Willie Nelson thrown in for good measure.
The most important role Galbraith played was that of the lone voice in the wilderness or, better yet, the slave whose role in Roman Triumphs was to whisper in the conqueror’s ear that he was mortal and that all glory was fleeting. Though he rarely whispered, Galbraith’s message was the same: that we are fools if we think that the freedom and bounty we enjoy as Americans are permanent. And though he was an advocate for the legalization of pot, it served more as a foil for his arguments about infringements on our civil liberties when he would rhetorically ask, “Did our forefathers’ generation hit the beaches of Normandy and Iwo Jima so that we would have to pee in a cup to hold a job in America?”
A laugh line? No. Galbraith said in his autobiography, The Last Free Man in America Meets the Synthetic Subversion, that that question was how he would describe his political philosophy if he had only 30 seconds to do so, because, in his mind, mandatory drug testing was an assault on our right to privacy and our readiness to surrender a fundamental constitutionally guaranteed right spoke volumes of how far our democracy had devolved.
And in that argument, Galbraith showed both why we wouldn’t elect him but why we loved him. Last month, Salon’s Glenn Greenwald wrote a piece on how dangerously homogenized politics have become, focusing on Rep. Ron Paul’s libertarian policies and lamenting that both right- and left-thinking voters have abandoned issues that should resonate with their philosophies in favor of middle-of-the-road politics as usual and uncharacteristic and un-American bellicosity. Greenwald could have been writing of Galbraith’s continuous campaign against the political status quo when he wrote, “The worst attributes of our political culture — obsession with trivialities, the dominance of horserace ‘reporting, and mindless partisan loyalties — become more pronounced than ever. Meanwhile, the actually consequential acts of the U.S. Government and the permanent power factions that control it — covert endless wars, consolidation of unchecked power, the rapid growth of the Surveillance State and the secrecy regime, massive inequalities in the legal system, continuous transfers of wealth from the disappearing middle class to large corporate conglomerates — drone on with even less attention paid than usual.”

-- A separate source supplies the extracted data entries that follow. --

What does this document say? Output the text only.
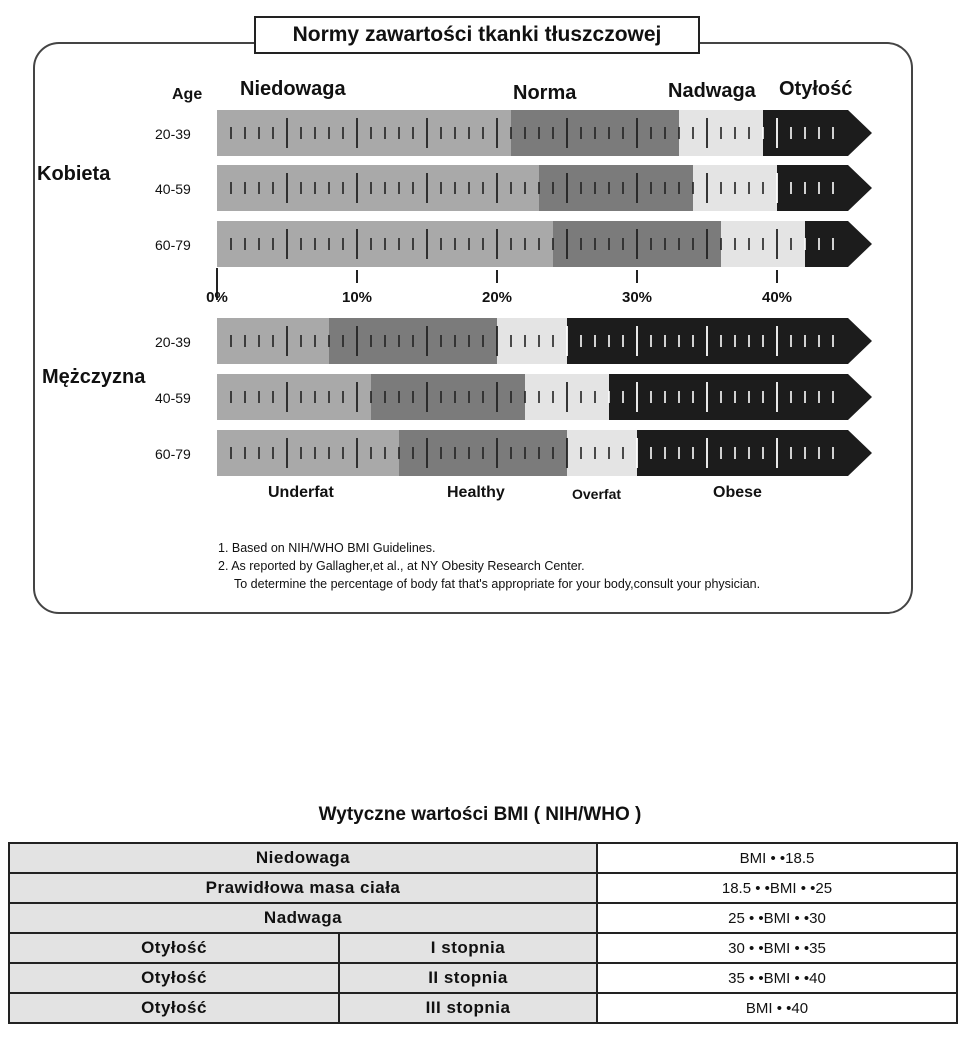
20-39
40-59
60-79
20-39
40-59
60-79
0%	10%	20%	30%	40%
Normy zawartości tkanki tłuszczowej
Age Niedowaga	Norma	Nadwaga Otyłość
Kobieta
Mężczyzna
Underfat	Healthy	Overfat	Obese
1. Based on NIH/WHO BMI Guidelines.
2. As reported by Gallagher,et al., at NY Obesity Research Center.
To determine the percentage of body fat that's appropriate for your body,consult your physician.
Wytyczne wartości BMI ( NIH/WHO )
Niedowaga		BMI • •18.5
Prawidłowa masa ciała		18.5 • •BMI • •25
Nadwaga		25 • •BMI • •30
Otyłość	I stopnia	30 • •BMI • •35
Otyłość	II stopnia	35 • •BMI • •40
Otyłość	III stopnia	BMI • •40
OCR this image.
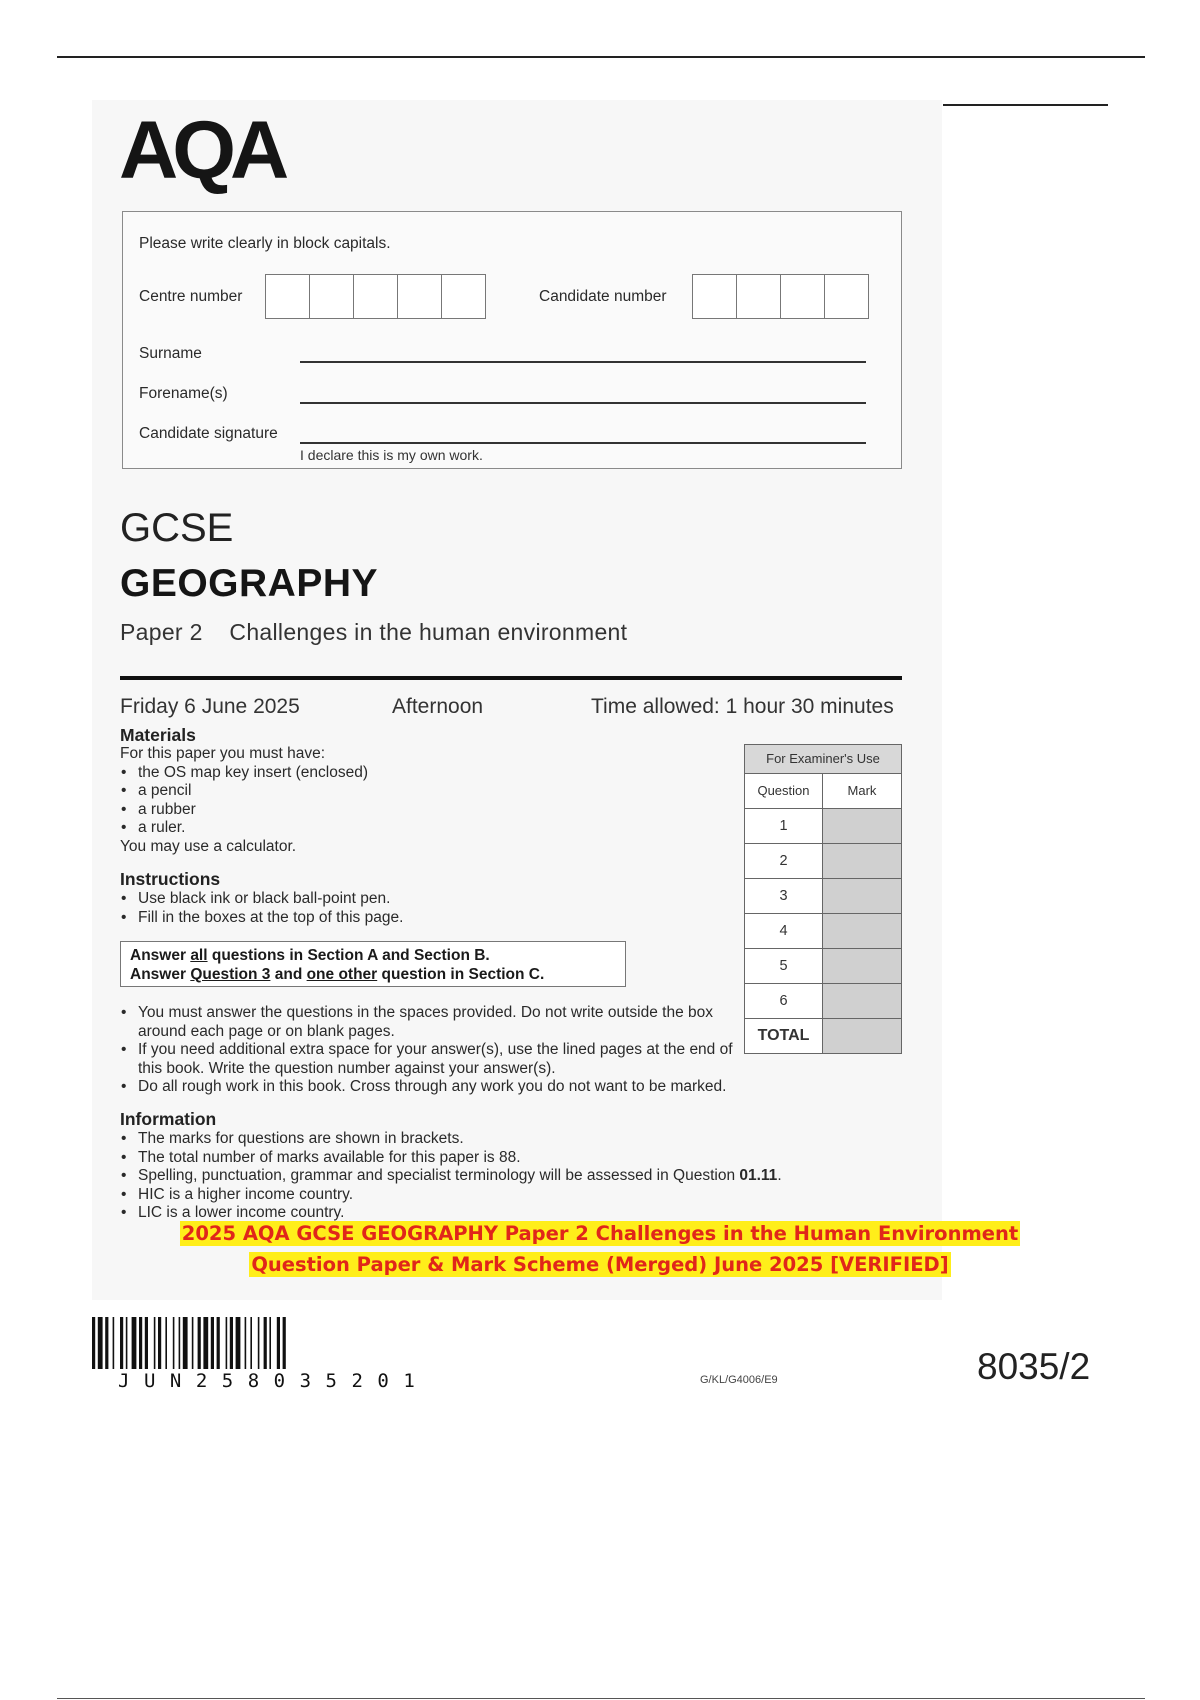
AQA
Please write clearly in block capitals.
Centre number	Candidate number
Surname
Forename(s)
Candidate signature
I declare this is my own work.
GCSE
GEOGRAPHY
Paper 2    Challenges in the human environment
Friday 6 June 2025	Afternoon	Time allowed: 1 hour 30 minutes
Materials
For this paper you must have:
• the OS map key insert (enclosed)
• a pencil
• a rubber
• a ruler.
You may use a calculator.
Instructions
• Use black ink or black ball-point pen.
• Fill in the boxes at the top of this page.
Answer all questions in Section A and Section B.
Answer Question 3 and one other question in Section C.
• You must answer the questions in the spaces provided. Do not write outside the box around each page or on blank pages.
• If you need additional extra space for your answer(s), use the lined pages at the end of this book. Write the question number against your answer(s).
• Do all rough work in this book. Cross through any work you do not want to be marked.
Information
• The marks for questions are shown in brackets.
• The total number of marks available for this paper is 88.
• Spelling, punctuation, grammar and specialist terminology will be assessed in Question 01.11.
• HIC is a higher income country.
• LIC is a lower income country.
For Examiner's Use
Question	Mark
1
2
3
4
5
6
TOTAL
2025 AQA GCSE GEOGRAPHY Paper 2 Challenges in the Human Environment
Question Paper & Mark Scheme (Merged) June 2025 [VERIFIED]
JUN258035201	G/KL/G4006/E9	8035/2
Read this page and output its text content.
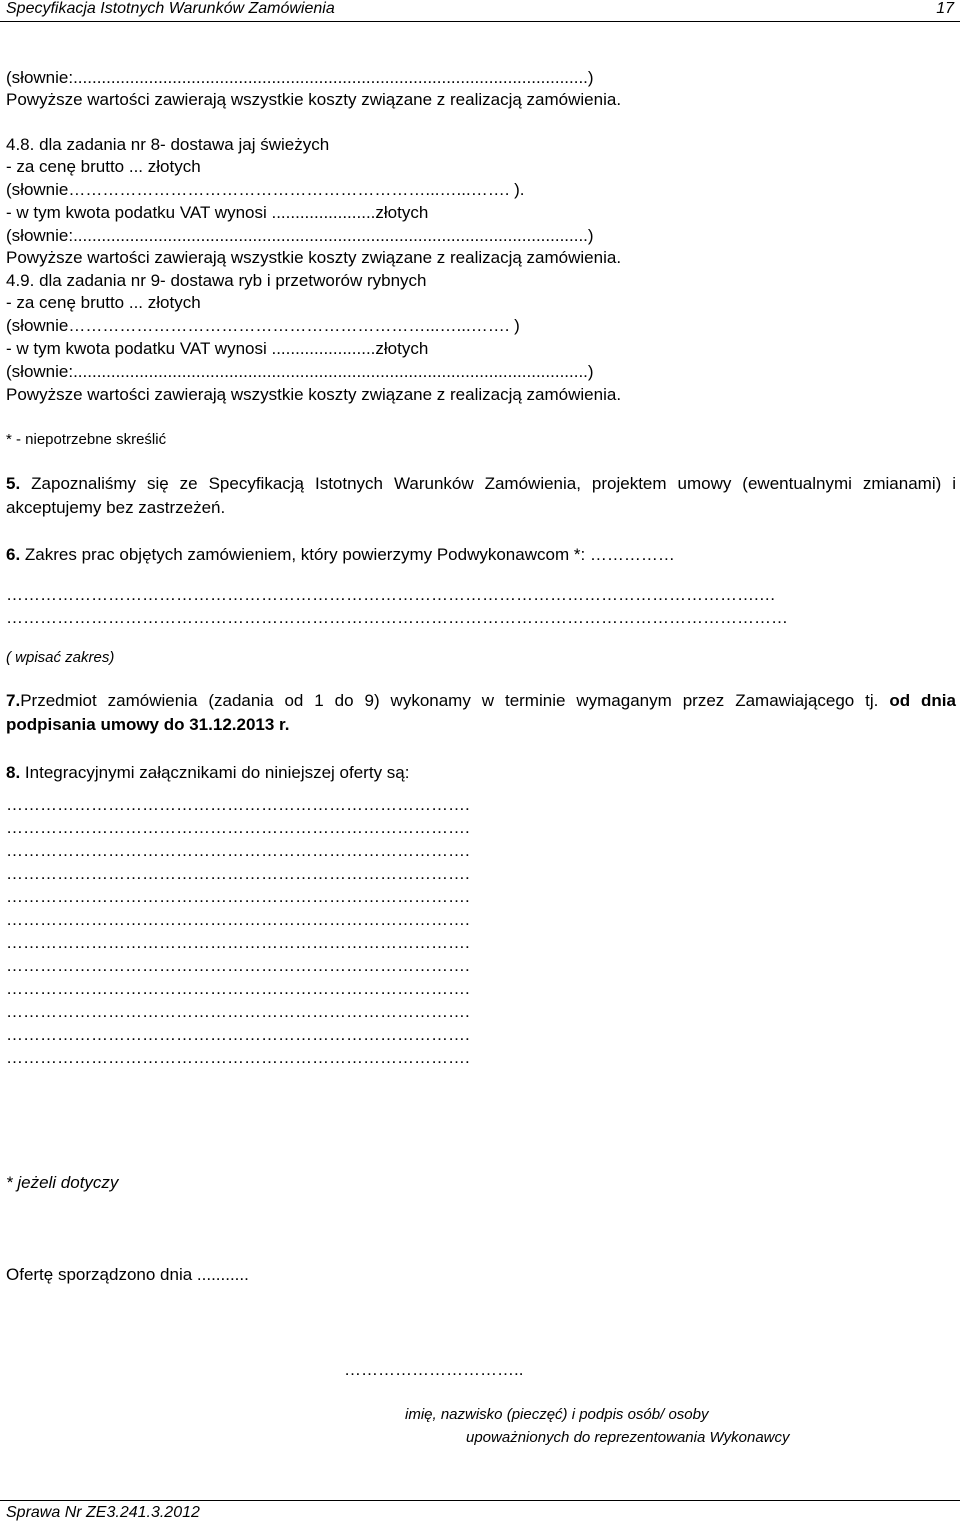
Specyfikacja Istotnych Warunków Zamówienia	17
(słownie:.............................................................................................................)
Powyższe wartości zawierają wszystkie koszty związane z realizacją zamówienia.
4.8. dla zadania nr 8- dostawa jaj świeżych
- za cenę brutto ... złotych
(słownie………………………………………………………...…...……. ).
- w tym kwota podatku VAT wynosi ......................złotych
(słownie:.............................................................................................................)
Powyższe wartości zawierają wszystkie koszty związane z realizacją zamówienia.
4.9. dla zadania nr 9- dostawa ryb i przetworów rybnych
- za cenę brutto ... złotych
(słownie………………………………………………………...…...……. )
- w tym kwota podatku VAT wynosi ......................złotych
(słownie:.............................................................................................................)
Powyższe wartości zawierają wszystkie koszty związane z realizacją zamówienia.
* - niepotrzebne skreślić
5. Zapoznaliśmy się ze Specyfikacją Istotnych Warunków Zamówienia, projektem umowy (ewentualnymi zmianami) i akceptujemy bez zastrzeżeń.
6. Zakres prac objętych zamówieniem, który powierzymy Podwykonawcom *: ……………
…………………………………………………………………………………………………………………….…
…………………………………………………………………………………………………………………………
( wpisać zakres)
7.Przedmiot zamówienia (zadania od 1 do 9) wykonamy w terminie wymaganym przez Zamawiającego tj. od dnia podpisania umowy do 31.12.2013 r.
8. Integracyjnymi załącznikami do niniejszej oferty są:
……………………………………………………………………….
……………………………………………………………………….
……………………………………………………………………….
……………………………………………………………………….
……………………………………………………………………….
……………………………………………………………………….
……………………………………………………………………….
……………………………………………………………………….
……………………………………………………………………….
……………………………………………………………………….
……………………………………………………………………….
……………………………………………………………………….
* jeżeli dotyczy
Ofertę sporządzono dnia ...........
…………………………..
imię, nazwisko (pieczęć) i podpis osób/ osoby
upoważnionych do reprezentowania Wykonawcy
Sprawa Nr ZE3.241.3.2012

Like Paul, Galbraith was the niggling voice in the back of our minds cultivating seeds of doubt that maybe, just maybe things weren’t as they should be, and the best thing about Galbraith was that he did it with humor, integrity and absolute faith that someday we would realize that our acquiescence to bad leadership was the largest part of the problem.
Galbraith died peacefully in his home last week in Lexington from complications associated with his lifelong asthma affliction. Father, grandfather and conscience of the Commonwealth, the last free man in America died at 64. Gatewood Galbraith, RIP.